Based on many of the pictures and CAD models I've seen, the "standard" way to create them is to cut a pocket all the way thru your 2 x 1 x 1/8 siderail, and then slide a bearing block into the pocket from the side. Once in place, the bearing block gets a plate bolted to it from both sides to hold the block captive in the slot while allowing it to slide front to back.

It seems a simpler approach would be to cut the same pocket in the siderail, but then slide a 1.75 x .75 bearing block in the siderail from the end. This would just fit inside the inside dimensions of the tube, and would eliminate the need for the sideplates and fasteners.

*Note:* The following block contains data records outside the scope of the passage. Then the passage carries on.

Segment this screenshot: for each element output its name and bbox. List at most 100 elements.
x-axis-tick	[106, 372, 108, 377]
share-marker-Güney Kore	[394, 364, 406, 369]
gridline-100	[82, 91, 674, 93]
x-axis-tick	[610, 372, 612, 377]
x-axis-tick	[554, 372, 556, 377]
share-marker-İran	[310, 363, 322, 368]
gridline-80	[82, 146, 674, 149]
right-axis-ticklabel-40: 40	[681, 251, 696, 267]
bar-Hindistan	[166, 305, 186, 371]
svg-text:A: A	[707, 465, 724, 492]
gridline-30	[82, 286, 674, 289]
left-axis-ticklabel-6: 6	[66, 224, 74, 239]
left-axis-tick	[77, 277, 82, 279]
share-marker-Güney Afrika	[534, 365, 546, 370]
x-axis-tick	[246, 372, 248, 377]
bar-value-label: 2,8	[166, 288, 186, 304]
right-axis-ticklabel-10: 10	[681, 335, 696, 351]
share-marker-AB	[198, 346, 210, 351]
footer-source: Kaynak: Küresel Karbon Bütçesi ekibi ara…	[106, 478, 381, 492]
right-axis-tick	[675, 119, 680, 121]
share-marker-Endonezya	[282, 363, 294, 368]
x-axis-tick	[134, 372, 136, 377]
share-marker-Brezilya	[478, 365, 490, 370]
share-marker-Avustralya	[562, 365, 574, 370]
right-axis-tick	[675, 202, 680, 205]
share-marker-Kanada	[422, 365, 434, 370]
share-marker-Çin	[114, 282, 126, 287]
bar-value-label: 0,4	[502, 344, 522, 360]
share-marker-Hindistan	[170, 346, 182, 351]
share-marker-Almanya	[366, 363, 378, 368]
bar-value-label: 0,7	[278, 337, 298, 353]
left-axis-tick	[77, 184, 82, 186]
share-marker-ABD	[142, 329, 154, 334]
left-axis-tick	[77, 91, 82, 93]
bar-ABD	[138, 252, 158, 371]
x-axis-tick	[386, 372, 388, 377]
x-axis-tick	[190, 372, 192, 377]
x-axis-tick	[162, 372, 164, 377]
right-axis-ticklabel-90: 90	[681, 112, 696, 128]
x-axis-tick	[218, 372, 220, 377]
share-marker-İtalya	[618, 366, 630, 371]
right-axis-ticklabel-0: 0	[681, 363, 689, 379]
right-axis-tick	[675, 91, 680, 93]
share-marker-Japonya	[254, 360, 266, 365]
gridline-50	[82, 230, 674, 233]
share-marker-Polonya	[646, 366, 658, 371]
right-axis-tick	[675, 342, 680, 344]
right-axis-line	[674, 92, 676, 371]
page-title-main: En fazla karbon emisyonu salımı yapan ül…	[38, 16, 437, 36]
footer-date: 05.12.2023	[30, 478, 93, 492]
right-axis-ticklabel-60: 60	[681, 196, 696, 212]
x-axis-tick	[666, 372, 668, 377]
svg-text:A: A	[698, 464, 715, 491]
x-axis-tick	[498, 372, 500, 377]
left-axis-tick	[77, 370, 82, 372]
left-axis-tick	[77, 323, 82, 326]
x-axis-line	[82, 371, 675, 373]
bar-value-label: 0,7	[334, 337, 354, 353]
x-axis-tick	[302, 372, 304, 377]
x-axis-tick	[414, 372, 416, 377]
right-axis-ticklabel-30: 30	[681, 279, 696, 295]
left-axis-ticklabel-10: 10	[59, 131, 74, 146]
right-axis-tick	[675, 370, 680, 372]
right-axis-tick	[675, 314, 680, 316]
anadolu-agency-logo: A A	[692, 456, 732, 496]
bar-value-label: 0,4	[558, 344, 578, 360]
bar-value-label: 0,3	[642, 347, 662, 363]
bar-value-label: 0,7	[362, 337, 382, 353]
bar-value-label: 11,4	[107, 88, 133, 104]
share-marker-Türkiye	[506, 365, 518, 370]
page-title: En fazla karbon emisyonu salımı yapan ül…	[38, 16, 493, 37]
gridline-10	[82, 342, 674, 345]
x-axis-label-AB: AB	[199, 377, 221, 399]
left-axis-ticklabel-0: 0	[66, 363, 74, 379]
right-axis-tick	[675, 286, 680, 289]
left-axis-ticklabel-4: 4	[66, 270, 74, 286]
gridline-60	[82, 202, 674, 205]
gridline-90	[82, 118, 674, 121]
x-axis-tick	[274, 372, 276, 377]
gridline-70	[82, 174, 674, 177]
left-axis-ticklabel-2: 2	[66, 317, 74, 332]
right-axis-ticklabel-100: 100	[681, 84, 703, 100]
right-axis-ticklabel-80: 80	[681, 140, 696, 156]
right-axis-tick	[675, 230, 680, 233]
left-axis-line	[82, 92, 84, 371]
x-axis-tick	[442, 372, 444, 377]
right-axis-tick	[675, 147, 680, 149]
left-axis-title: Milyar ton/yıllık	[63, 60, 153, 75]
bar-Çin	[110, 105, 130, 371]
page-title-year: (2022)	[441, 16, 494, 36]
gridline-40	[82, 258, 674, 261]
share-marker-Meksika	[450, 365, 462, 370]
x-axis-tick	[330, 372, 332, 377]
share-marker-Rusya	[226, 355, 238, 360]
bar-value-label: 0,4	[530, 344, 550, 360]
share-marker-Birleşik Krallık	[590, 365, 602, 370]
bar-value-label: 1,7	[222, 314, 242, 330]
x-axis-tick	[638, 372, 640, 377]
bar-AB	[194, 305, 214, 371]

I can see a downside to the simpler approach, and that is that you need access to the end of the tube you're installing the block in. That doesn't seem like that big of a deal. I would think the two would be comparable from a weight standpoint. Is there another downside to this approach that I'm missing?

A long, long time ago (before my time even) 973 used to do this.

The problem is the inside of extruded tube is all over the place dimensionally, so this blocks end up being really finicky.

[sanddrag]

Also, there is some benefit to having the bearings outboard of the 1" tube. Having both bearings only 3/4" apart to the outsides seems a bit narrow.

[ablatner]

Bearing blocks are probably the trickiest part to design and machine of a WCD. At this point, they've become pretty standard for various reasons. Many teams use something like this.

As Adam said, the relatively poor tolerances in tubing makes bearing blocks on the inside difficult. The tubing from McMaster-Carr has tolerances of .044" for the outside dimensions, and it's probably much worse for the inside.

One benefit of the standard method (linked above) is that you can put a CAM on the pointed ends for tensioning.

[craigboez]

Quote:

Originally Posted by ablatner

Bearing blocks are probably the trickiest part to design and machine of a WCD.
...
One benefit of the standard method (linked above) is that you can put a CAM on the pointed ends for tensioning.

The only CAM tensioners I've seen appear to be very difficult to machine on a manual mill and very custom. How do you approach the tensioner?

[Cory]

Quote:

Originally Posted by craigboez

The only CAM tensioners I've seen appear to be very difficult to machine on a manual mill and very custom. How do you approach the tensioner?

A cam could be square. Or you could sand a radius into it. It doesn't need to be as fancy as what we make, for example. You just need something with a non-constant radius. They don't even need to all be perfectly the same since you're not going to get the exact same tension across all your chain runs.

[wilful]

For our chain tensioner cams we used a ~1/4" thick piece of 3/4" or 1" (I don't remember which) steel shaft with a hole close to the edge and welded a #10/32 socket head alan bolt into the hole.

[Mark Sheridan]

Quote:

Originally Posted by wilful

For our chain tensioner cams we used a ~1/4" thick piece of 3/4" or 1" (I don't remember which) steel shaft with a hole close to the edge and welded a #10/32 socket head alan bolt into the hole.

As a "customer" of 766, I can attest that these work well. We even discussed removing the cam after tensioning to save weight since the bearing blocks we use can grip the box tubing so well. The cam tensioner looks like a automotive Cam bolt. I could never find one small enough to work. I suppose this design could be improved by using an aluminum 1/4-20 bolt and a 1/4" thick piece of aluminum to save weight. I don't think the loads are high enough to wear out the aluminum bolt. Plus it is nice to have more area to weld to.